Landmark editorial denounces 'poor publication practices' in spine research
June 28, 2011 in OtherLoyola University Hospital spine surgeon Dr. Alexander Ghanayem is co-author of a landmark editorial challenging the integrity of published industry-sponsored research involving a bone-growth product.
The unusually blunt editorial in The Spine Journal notes that in 13 trials involving 780 patients, industry-funded researchers did not report a single adverse advent involving Medtronic's Infuse Bone Graft. (The product, approved for certain spinal-fusion surgeries, is designed to eliminate the need to harvest bone from the hip.)

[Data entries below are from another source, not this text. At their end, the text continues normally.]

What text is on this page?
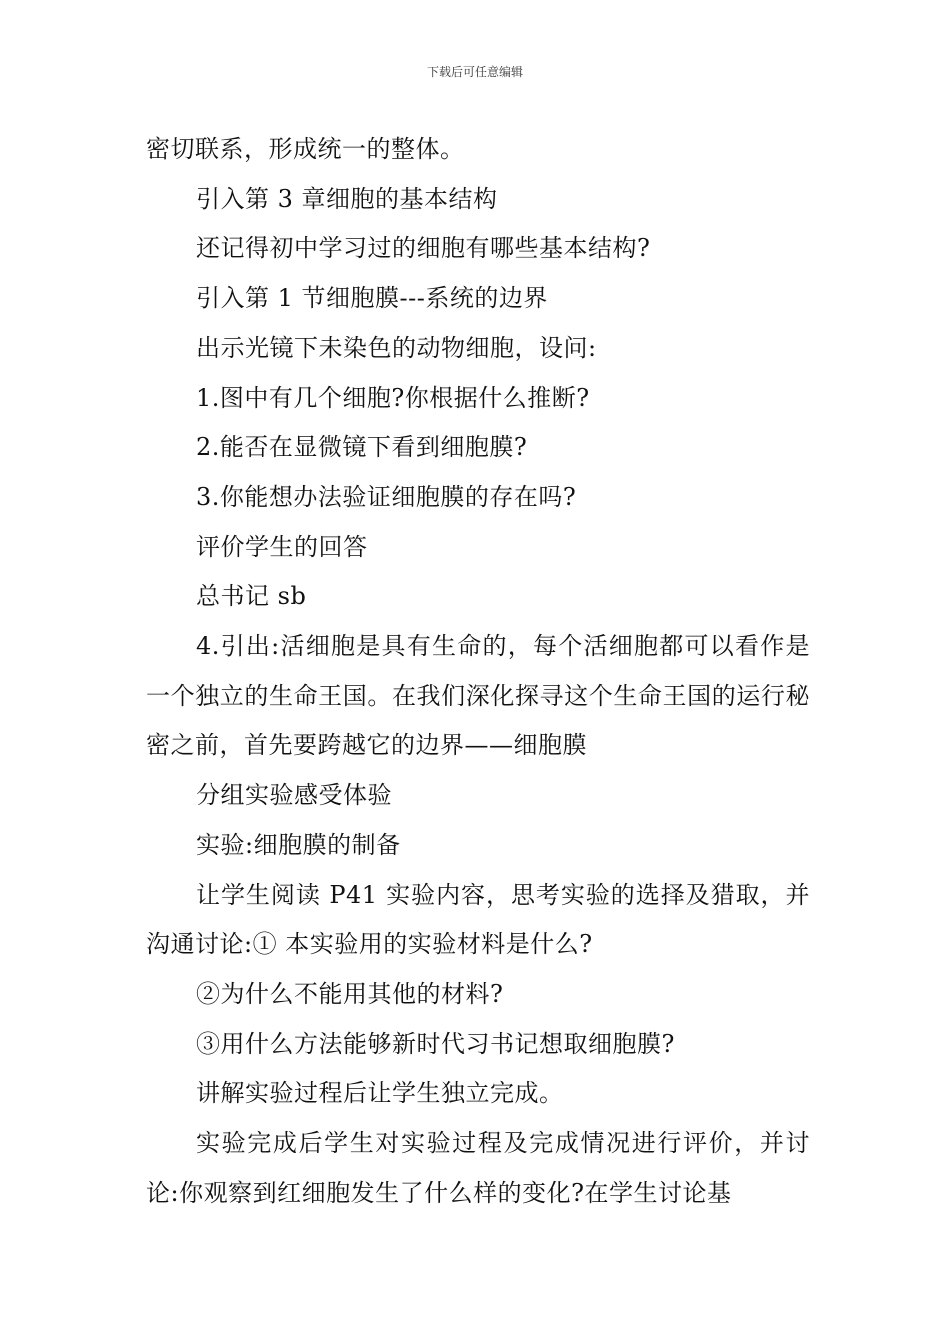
下载后可任意编辑

密切联系，形成统一的整体。

引入第 3 章细胞的基本结构

还记得初中学习过的细胞有哪些基本结构?

引入第 1 节细胞膜---系统的边界

出示光镜下未染色的动物细胞，设问:

1.图中有几个细胞?你根据什么推断?

2.能否在显微镜下看到细胞膜?

3.你能想办法验证细胞膜的存在吗?

评价学生的回答

总书记 sb

4.引出:活细胞是具有生命的，每个活细胞都可以看作是一个独立的生命王国。在我们深化探寻这个生命王国的运行秘密之前，首先要跨越它的边界——细胞膜

分组实验感受体验

实验:细胞膜的制备

让学生阅读 P41 实验内容，思考实验的选择及猎取，并沟通讨论:① 本实验用的实验材料是什么?

②为什么不能用其他的材料?

③用什么方法能够新时代习书记想取细胞膜?

讲解实验过程后让学生独立完成。

实验完成后学生对实验过程及完成情况进行评价，并讨论:你观察到红细胞发生了什么样的变化?在学生讨论基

The editorial in the nation's leading spine journal notes that the authors of nearly all the trials had financial ties with the manufacturer, with investigators earning as much as $26 million per study.
However, subsequent studies have documented serious adverse events, including inflammatory reactions, cancer, infection and implant dislodgement.
Flawed clinical research of the bone growth product and inadequate dislcosure of industry relationships are examples of the problems arising from financial ties between physicians and the medical device and pharmaceutical industries.
"We find ourselves at a precarious intersection of professionalism, morality and public safety," the editorial states. "We work under a burden of suspicion that new technology research and publication is simply a 'broken system' as currently practiced. Our professionalism... is fundamentally challenged by the threat of 'tainted science.'"
The editorial goes on: "It harms patients to have biased and corrupted research published. It harms patients to have unaccountable special interests permeate medical research. It harms patients when poor publication practices become business as usual."
Researchers who have financial ties to industry often say they have too much integrity to allow industry funding to affect their objectivity. The editorial says this "choirboy defense" lacks even minimum credibility.
"Instead the press and public assume that multimillion-dollar compensation packages can and do alter the balance of objectivity."